= Dropping in a Microgravity Environment =

Contest held by NASA's Glenn Research Center

Dropping in a Microgravity Environment (DIME) is an annual contest held by NASA's Glenn Research Center. Teams of high school students, with one "faculty adviser", from anywhere in the United States or its territories can enter. The teams prepare and submit proposals for research to be performed; four teams are selected to travel to the Glenn Research Center and perform their experiments at the Zero Gravity Research Facility, in the "drop tower", a deep shaft that can be completely depressurized and thus simulate microgravity when an object is in free fall in it. A further four teams' experiments are selected and conducted by the Center staff. The teams are responsible for writing their proposals, assembly of the necessary equipment if their experiments are chosen to be performed, testing of the setups at their respective homes, and preparation and submission of reports to NASA about their results.

==History==

The DIME competition was first held in 2001 with two winning teams selected, both from Ohio. The contests continued, with an increasing number and diversity of winning teams, through 2006. In 2007, the contests were suspended because of a decrease in emphasis on microgravity research in the budget, not enough money was available to continue it.

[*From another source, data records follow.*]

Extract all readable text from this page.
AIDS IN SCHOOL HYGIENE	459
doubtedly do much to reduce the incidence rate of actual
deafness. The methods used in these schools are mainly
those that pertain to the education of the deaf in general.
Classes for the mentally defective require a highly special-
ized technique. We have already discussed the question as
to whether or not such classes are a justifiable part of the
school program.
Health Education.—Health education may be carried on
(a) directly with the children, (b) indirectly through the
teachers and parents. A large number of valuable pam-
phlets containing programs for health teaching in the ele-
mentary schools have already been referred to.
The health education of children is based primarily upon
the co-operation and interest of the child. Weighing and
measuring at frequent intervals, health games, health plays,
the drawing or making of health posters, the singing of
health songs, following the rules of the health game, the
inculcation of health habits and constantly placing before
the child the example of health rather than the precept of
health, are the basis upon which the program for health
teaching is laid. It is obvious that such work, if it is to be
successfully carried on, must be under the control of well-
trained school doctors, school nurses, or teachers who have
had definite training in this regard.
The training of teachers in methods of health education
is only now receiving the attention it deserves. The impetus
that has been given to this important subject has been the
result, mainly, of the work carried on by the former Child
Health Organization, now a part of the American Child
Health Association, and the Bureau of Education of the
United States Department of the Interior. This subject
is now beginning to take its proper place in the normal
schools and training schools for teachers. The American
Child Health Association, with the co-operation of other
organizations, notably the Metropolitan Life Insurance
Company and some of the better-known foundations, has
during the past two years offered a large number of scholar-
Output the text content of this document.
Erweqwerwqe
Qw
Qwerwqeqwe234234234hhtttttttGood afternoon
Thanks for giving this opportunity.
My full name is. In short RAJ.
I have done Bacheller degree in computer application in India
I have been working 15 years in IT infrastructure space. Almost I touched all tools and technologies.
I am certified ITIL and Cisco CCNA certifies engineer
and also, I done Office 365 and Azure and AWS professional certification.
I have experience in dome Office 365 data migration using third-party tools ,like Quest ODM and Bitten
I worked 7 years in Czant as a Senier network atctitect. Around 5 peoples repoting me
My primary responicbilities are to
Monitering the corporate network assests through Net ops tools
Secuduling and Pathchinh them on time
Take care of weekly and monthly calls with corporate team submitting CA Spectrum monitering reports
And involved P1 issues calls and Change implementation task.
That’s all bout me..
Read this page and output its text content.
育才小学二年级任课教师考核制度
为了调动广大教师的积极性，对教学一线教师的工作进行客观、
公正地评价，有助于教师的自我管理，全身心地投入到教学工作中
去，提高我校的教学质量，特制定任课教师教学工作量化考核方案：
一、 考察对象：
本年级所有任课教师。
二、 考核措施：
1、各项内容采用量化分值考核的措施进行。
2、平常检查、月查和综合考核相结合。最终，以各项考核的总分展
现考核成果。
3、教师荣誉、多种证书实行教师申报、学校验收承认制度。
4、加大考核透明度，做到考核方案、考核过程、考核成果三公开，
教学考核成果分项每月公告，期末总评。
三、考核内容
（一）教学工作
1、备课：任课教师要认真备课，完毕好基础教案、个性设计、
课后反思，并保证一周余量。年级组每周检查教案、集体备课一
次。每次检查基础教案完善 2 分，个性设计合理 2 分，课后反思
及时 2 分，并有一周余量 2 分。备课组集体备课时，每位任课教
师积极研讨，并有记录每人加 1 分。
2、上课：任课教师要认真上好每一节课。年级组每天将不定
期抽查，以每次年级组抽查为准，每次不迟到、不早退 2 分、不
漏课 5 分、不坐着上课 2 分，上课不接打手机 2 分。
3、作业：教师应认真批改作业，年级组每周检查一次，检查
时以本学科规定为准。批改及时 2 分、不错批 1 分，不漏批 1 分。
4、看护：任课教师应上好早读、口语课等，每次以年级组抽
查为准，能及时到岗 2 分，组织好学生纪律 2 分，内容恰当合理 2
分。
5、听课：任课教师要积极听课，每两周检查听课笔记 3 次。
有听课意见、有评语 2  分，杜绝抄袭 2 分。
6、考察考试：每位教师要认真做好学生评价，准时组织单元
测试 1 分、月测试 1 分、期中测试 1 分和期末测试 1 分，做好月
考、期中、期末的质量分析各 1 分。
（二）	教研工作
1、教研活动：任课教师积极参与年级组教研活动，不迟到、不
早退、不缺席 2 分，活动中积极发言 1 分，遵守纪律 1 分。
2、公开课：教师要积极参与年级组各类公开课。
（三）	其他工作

They were resumed in 2009 with the selection of 11 winners (3 Tier III winners were chosen). A program for grade 6-9 students called WING was also announced in 2009. The number of winning teams was set at 8 in 2010, but due to budget cuts it was reduced to 4 in 2011, eliminating Tier II. The future of the program is unclear.

==Guidelines==
In order to be selected, there must be a clear research question and a clear hypothesis that is related to the question. The hypothesis must be testable in 2.2 seconds, and gravity must be the experimental variable of the experiment. The utility of the proposed experiment in space exploration is an important criterion. The experimental apparatus may not be larger than a cube with sides of 12 in. For safety reasons, the following are not allowed:
- Pressures more than 2 atm
- Radioactive materials
- Hazardous chemicals
- Biological samples (with the exception of common household materials) or living organisms
All electrical circuits must have circuit diagrams and be approved by Glenn staff. Wires must meet national standards.